Lin nodded grimly. "It hunted for pleasure."

Qingshan's voice dropped. "Back in Red Willow, people talk. Rumors. Of beasts that don't bleed right. Of travelers vanishing. Elders say the seals are weakening."

Lin's brow furrowed. "Seals?"

Qingshan nodded. "Old ones. From before the Empire. Before this land was tamed. They say there were wars—dark ones. Cultivators who twisted beasts, who opened rifts. Some monsters were too dangerous to kill. So they were bound. Buried."

He looked at Lin Ziao, eyes haunted. "They say one of those places is beneath this forest."

Lin Ziao didn't reply. He stared into the fire, but his mind was somewhere else.

He'd felt it during meditation—the pull beneath his feet, like a heartbeat in the roots of the earth. A whisper that grew louder every time he trained with the scroll. He thought it was grief. Or madness. But maybe it was something worse.

He rose suddenly and stepped outside.

The clearing was still, the moonlight silver on the grass. And yet, something was off. The air tasted of copper. The leaves hung limp. There was no wind—but there was movement.

A flicker between the trees.

Lin's grip tightened around his spear. "Show yourself."

No answer.

He scanned the treeline, muscles tense. Then—a whisper.

"You smell of Qi, spear boy."

"Are you a cultivator?"

The voice was ancient. Cold. It didn't come from the trees or the wind, but from everywhere. Lin spun, but saw nothing.

"Who's there?" he demanded, voice sharp.

A chuckle followed—dry as cracked bone.

"Just a shadow. For now."

Silence returned.

Lin waited, every nerve alight. But whatever had spoken was gone—or hiding deeper than he could reach.

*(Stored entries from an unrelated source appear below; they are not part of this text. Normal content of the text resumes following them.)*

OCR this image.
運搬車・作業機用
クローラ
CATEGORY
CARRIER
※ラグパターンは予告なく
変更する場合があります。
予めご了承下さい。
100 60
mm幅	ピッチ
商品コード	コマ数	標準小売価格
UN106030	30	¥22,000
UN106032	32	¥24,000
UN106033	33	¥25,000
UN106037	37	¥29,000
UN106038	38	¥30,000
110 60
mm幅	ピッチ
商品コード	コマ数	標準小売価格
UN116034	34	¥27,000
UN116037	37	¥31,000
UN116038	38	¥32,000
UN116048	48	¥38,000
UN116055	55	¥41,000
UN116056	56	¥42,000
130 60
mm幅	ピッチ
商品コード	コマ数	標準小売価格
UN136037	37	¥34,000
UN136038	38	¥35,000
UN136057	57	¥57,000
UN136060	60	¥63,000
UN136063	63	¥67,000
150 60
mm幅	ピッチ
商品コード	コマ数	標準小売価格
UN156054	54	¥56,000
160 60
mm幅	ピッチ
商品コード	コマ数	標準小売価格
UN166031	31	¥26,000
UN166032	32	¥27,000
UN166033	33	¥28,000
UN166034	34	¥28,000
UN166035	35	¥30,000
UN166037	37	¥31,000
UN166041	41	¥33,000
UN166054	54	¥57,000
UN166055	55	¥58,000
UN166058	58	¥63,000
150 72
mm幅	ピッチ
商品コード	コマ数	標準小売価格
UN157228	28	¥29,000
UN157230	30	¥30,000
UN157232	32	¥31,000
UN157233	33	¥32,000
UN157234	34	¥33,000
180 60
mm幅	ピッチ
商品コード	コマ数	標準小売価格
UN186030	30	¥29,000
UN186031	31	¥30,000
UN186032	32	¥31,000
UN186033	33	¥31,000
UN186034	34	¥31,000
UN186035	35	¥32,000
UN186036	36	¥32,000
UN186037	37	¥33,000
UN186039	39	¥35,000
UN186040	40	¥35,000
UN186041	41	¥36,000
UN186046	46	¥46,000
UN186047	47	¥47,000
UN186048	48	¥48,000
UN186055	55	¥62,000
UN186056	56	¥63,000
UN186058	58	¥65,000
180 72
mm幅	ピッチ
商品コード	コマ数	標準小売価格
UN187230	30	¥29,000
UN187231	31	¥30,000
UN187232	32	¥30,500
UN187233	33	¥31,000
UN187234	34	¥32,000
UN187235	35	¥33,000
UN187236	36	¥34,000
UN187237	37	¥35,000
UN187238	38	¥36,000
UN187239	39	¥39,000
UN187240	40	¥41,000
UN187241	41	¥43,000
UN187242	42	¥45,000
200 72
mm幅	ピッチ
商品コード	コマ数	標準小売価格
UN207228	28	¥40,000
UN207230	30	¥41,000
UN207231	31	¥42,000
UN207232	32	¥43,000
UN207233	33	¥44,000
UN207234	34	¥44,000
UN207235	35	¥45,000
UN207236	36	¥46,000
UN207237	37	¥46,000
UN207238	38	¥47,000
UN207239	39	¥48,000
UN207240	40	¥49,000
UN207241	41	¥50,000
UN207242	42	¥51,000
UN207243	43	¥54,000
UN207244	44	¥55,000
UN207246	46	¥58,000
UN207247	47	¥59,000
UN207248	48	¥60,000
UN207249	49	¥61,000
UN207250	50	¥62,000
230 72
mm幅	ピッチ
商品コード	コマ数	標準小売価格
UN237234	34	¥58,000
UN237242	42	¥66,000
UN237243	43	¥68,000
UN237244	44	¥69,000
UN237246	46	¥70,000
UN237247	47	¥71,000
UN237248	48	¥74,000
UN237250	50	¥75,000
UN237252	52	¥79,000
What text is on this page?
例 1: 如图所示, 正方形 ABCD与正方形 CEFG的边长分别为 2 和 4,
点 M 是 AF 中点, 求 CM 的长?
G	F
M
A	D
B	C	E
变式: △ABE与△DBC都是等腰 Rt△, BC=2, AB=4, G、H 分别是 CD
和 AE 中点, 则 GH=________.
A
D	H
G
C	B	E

When he returned inside, the hunters looked up, faces pale, fear drawn tight across their features.

"You heard that too," one of them said. It wasn't a question.

Lin gave a single nod. "We leave at dawn."

"But—our wounds—" Qingshan began.

"I'll carry you if I must," Lin said. "We're not staying another night in this cursed grove."

He didn't say what he felt beneath the soil—that low, pulsing presence. That sense of something vast and buried, waking inch by inch.

That night, Lin didn't sleep.

He sat by the doorway, spear across his knees, watching the tree line for movement. The fire crackled softly behind him, but its warmth couldn't chase away the chill that had sunk into his bones.

He remembered his brother again.

The village fire. The friendship they'd both had . The promise that the powerless Lin Ziao had failed to keep.

He clenched his jaw.

He hadn't come to this forest just to escape. Deep down, he had been searching for something. Not redemption. Not even peace.

Purpose and strength.

And now, as the forest breathed around him, as whispers echoed from shadows with no source, he realized: he might have found it.

Whatever stirred beneath this land, whatever was clawing its way free, it was old—and it was hungry.